At the PCIe slots, the top x16 slot usually will work with a full x16 PCIe lanes available at all times. But plug something else into another x16 PCIe slot wired to the CPU, and that number will usually decrease to x8 PCIe lanes. On some motherboards, the second slot in this situation will run with x8 lanes, but may also be limited to x4. (Usually in this case, the x8-second-slot motherboards will support SLI, and x4-second-slot mobos don’t). Plug into yet another PCIe slot, and that top slot may be down to x4 PCIe lanes consistenly available to it.

If you use an NVMe M.2 SSD on a non-X570 chipset motherboard on a slot connected to the chipset, that will usually cut access two SATA 3 ports, since those SATA ports are using PCIe lanes for moving data across the motherboard. This is why you’ll occasionally see warnings on some product pages and sites telling you that populating all available ports of one type will disable some other ports.

This is really something that depends heavily on the motherboard and the features it offers. Each motherboard’s manual should tell you how many PCIe lanes each PCIe slot uses when multiple are being used, as well as what SATA ports, if any, are disabled when using an M.2 SSD.

Conclusion

As far as our main chart is concerned:

Every tier up to and including Superb doesn’t suggest X570, meaning everything connected to the chipset rather than the CPU is (as a whole) limited to nearly 4GB/s, and using an M.2 slot may reduce access to some SATA 3 ports. Your freedom is a bit better with the X570 boards suggested in the Excellent, Outstanding, and Enthusiast tiers, so power users who aren’t using Threadripper may enjoy that. However, there is of course nothing (besides money, anyway) to stop you from grabbing an X570 motherboard for any AM4 CPU if you so wish, even if our main chart doesn’t list them lower down for cost/balance reasons.

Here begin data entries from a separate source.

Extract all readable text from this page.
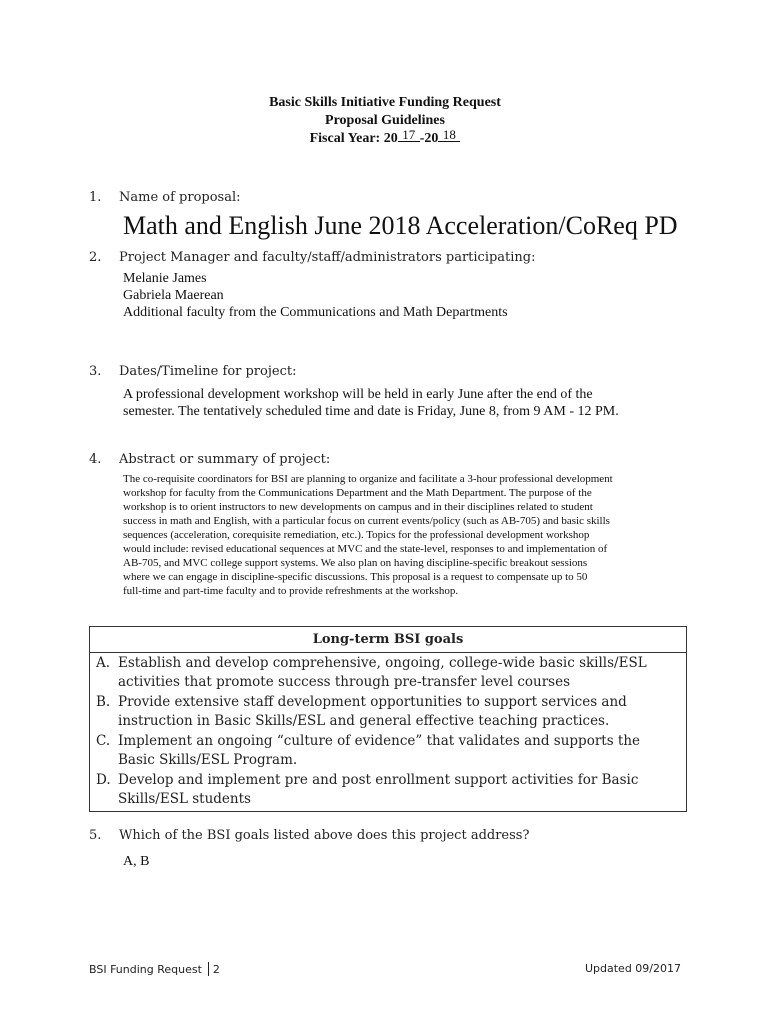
Basic Skills Initiative Funding Request
Proposal Guidelines
Fiscal Year: 20 17 -20 18
1. Name of proposal:
Math and English June 2018 Acceleration/CoReq PD
2. Project Manager and faculty/staff/administrators participating:
Melanie James
Gabriela Maerean
Additional faculty from the Communications and Math Departments
3. Dates/Timeline for project:
A professional development workshop will be held in early June after the end of the
semester. The tentatively scheduled time and date is Friday, June 8, from 9 AM - 12 PM.
4. Abstract or summary of project:
The co-requisite coordinators for BSI are planning to organize and facilitate a 3-hour professional development
workshop for faculty from the Communications Department and the Math Department. The purpose of the
workshop is to orient instructors to new developments on campus and in their disciplines related to student
success in math and English, with a particular focus on current events/policy (such as AB-705) and basic skills
sequences (acceleration, corequisite remediation, etc.). Topics for the professional development workshop
would include: revised educational sequences at MVC and the state-level, responses to and implementation of
AB-705, and MVC college support systems. We also plan on having discipline-specific breakout sessions
where we can engage in discipline-specific discussions. This proposal is a request to compensate up to 50
full-time and part-time faculty and to provide refreshments at the workshop.
Long-term BSI goals
A. Establish and develop comprehensive, ongoing, college-wide basic skills/ESL activities that promote success through pre-transfer level courses
B. Provide extensive staff development opportunities to support services and instruction in Basic Skills/ESL and general effective teaching practices.
C. Implement an ongoing “culture of evidence” that validates and supports the Basic Skills/ESL Program.
D. Develop and implement pre and post enrollment support activities for Basic Skills/ESL students
5. Which of the BSI goals listed above does this project address?
A, B
BSI Funding Request 2	Updated 09/2017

The typical user in general likely won’t face any serious restrictions because of PCIe lane limitations, and need only worry about what will and won’t work according to the motherboard manual. The speed limitation of the connection between the CPU and chipset may still be a transient concern for some.

If you’ve any questions or anything to add, let us know in the comments! And remember, if you aren’t sure, check the manual.